When Parfit and I were young in the 1960s, utilitarianism or something close to it was widely accepted among leading moral philosophers. Parfit developed his astoundingly original early ideas in Reasons and Persons (1984), where he examined the logic of alternative forms of utilitarianism and advocated concern for others by a set of Buddhist-like arguments that there need be no clear boundary between others and oneself. Reasons and Persons may be the most important work in moral philosophy of its decade.

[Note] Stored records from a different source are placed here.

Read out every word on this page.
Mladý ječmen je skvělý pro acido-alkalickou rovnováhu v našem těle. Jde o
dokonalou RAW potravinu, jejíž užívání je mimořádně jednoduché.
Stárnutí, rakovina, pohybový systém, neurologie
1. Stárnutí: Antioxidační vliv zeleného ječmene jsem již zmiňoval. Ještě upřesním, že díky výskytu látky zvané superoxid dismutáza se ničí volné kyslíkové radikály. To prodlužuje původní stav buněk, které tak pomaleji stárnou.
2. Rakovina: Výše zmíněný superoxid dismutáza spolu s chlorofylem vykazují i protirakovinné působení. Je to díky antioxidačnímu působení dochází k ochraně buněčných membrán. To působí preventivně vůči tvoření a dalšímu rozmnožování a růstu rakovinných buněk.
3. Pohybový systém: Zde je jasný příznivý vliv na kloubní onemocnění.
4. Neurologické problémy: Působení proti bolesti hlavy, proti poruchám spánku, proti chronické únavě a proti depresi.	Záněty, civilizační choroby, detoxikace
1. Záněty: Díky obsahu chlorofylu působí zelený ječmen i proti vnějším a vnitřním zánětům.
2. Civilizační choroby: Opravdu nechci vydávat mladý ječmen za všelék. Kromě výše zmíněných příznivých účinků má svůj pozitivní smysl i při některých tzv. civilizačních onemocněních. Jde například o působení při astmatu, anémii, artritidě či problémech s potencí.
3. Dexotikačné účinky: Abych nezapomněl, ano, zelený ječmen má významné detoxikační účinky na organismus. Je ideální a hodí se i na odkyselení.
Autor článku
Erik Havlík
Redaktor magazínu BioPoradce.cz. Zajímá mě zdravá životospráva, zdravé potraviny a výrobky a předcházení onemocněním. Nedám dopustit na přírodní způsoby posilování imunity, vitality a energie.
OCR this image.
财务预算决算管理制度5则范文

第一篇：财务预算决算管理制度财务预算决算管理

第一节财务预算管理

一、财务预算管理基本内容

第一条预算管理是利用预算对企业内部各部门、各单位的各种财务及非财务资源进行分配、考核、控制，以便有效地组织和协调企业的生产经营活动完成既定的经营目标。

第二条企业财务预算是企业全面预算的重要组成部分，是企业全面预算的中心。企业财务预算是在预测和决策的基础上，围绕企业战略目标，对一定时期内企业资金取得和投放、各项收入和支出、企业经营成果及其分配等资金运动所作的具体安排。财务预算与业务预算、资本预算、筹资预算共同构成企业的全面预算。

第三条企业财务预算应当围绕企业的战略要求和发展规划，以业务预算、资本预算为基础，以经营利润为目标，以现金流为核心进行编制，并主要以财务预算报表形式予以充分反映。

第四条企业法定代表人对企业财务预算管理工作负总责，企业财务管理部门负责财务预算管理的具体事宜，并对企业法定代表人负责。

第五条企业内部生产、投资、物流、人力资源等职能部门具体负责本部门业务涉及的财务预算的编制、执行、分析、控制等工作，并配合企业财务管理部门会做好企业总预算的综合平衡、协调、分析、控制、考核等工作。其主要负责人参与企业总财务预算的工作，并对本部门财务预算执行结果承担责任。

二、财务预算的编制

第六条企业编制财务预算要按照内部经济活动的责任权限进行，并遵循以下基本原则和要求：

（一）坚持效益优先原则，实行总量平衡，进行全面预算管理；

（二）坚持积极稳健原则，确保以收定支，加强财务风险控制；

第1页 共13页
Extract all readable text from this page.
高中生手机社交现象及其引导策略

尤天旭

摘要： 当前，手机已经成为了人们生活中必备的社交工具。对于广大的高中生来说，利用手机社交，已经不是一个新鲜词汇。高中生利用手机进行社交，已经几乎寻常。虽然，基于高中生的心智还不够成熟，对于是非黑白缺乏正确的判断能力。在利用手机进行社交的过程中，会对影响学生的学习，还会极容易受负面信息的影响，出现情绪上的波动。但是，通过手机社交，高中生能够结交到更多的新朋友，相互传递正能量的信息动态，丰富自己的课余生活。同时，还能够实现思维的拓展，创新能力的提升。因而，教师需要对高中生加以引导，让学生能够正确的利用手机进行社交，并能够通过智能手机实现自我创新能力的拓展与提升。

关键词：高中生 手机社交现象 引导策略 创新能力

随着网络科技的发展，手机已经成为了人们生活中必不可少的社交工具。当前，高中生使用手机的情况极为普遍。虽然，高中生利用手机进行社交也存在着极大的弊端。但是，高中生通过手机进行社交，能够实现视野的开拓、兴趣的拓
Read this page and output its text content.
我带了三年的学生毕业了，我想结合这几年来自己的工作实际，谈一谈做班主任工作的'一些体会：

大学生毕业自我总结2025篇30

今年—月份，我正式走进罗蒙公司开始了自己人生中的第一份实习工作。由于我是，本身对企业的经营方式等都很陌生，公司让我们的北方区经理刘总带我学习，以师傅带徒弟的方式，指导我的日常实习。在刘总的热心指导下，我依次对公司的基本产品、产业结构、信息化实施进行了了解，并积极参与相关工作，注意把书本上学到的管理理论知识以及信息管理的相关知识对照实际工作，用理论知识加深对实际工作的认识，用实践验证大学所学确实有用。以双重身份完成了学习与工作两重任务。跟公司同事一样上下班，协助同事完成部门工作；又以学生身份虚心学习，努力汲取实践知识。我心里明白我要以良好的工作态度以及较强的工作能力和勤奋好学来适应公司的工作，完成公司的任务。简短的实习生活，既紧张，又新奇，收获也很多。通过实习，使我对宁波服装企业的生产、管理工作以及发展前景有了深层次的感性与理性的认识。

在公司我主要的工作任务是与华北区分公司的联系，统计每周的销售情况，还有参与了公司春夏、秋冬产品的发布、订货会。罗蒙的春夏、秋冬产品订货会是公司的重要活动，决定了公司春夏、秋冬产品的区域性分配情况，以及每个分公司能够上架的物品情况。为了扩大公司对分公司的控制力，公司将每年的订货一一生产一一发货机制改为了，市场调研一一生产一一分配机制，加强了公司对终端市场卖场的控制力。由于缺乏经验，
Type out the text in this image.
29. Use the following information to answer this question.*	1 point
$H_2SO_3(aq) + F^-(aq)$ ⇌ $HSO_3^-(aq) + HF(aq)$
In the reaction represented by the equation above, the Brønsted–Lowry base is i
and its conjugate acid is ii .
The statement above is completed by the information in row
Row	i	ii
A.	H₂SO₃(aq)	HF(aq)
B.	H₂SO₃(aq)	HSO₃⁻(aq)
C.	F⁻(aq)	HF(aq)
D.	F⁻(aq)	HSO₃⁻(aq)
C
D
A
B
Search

Over the years, however, moral philosophers have largely come to reject utilitarianism. The conflicts with our moral intuitions seem just too damning. Suppose, in a hospital, five patients will die unless organs can be found for transplants, and a healthy young man comes in for a check-up. Cutting him up for his organs would maximise the total happiness, but to do this would clearly be wrong: it would violate his right to life. So much the worse, then, for utilitarianism. What sort of alternative rationale would spare him? A century before Sidgwick, Kant offered an answer. Act only, Kant’s Categorical Imperative commands, by that maxim you can will at the same time to be a universal law. The spur to morality is reverence for this law. We must always respect the rational nature that makes us human. Kant’s formulas, many philosophers think, explain why our intuition abhors the thought of killing the young man for his organs, however greatly they may be needed. To do so without his consent fails to respect his rational nature. Just how Kant’s alternative to utilitarianism operates has been a matter of contention, but the conviction has grown that he did indeed find an alternative basis for morality, one to which moral intuition responds.

On first inspection, though, it isn’t clear that Kant’s formulas really do exclude utilitarianism. He himself, it’s true, despised utilitarianism as he knew it, but do his arguments really tell against it? Parfit’s teacher, later colleague, R.M. Hare, who dominated Oxford moral philosophy in the later part of the mid-20th century, proclaimed himself a Kantian, but argued that what is coherent and systematic in Kant turns out to be utilitarian. Most philosophers who follow Kant have regarded Hare as an oddball and his Kantianism as bogus. But maybe Hare has a point. If we cut up the young man for his organs, how have we violated any of Kant’s dicta? Perhaps the fault consists in failing to respect his humanity. How, though, would letting five others die when we could have saved them count as respecting their humanity? By killing the young man for his organs, some Kantians say, we treat him merely as a means, as a thing and not as a rational being. But Kant never said not to treat people as means: we do so whenever we call on their help. Kant’s demand is that we always treat rational nature as an end. In this case, we do just that: we weigh the good of the young man into our decision along with everyone else’s. Some Kantians take a different approach. The problem, they say, is that he couldn’t consent to be sacrificed. Yet if we spare him and let the others die, do they consent to this neglect? Whatever we do, someone isn’t going to survive, and we must treat all six individuals as ends. We respect people, another Kantian might say, by living with them on the basis of a social contract we would each of us have ratified. Why, though, wouldn’t we ratify a system that, in such tragic cases as this, maximises everyone’s chances? It might have been the young man who needed a transplant that could be had only by cutting up someone else.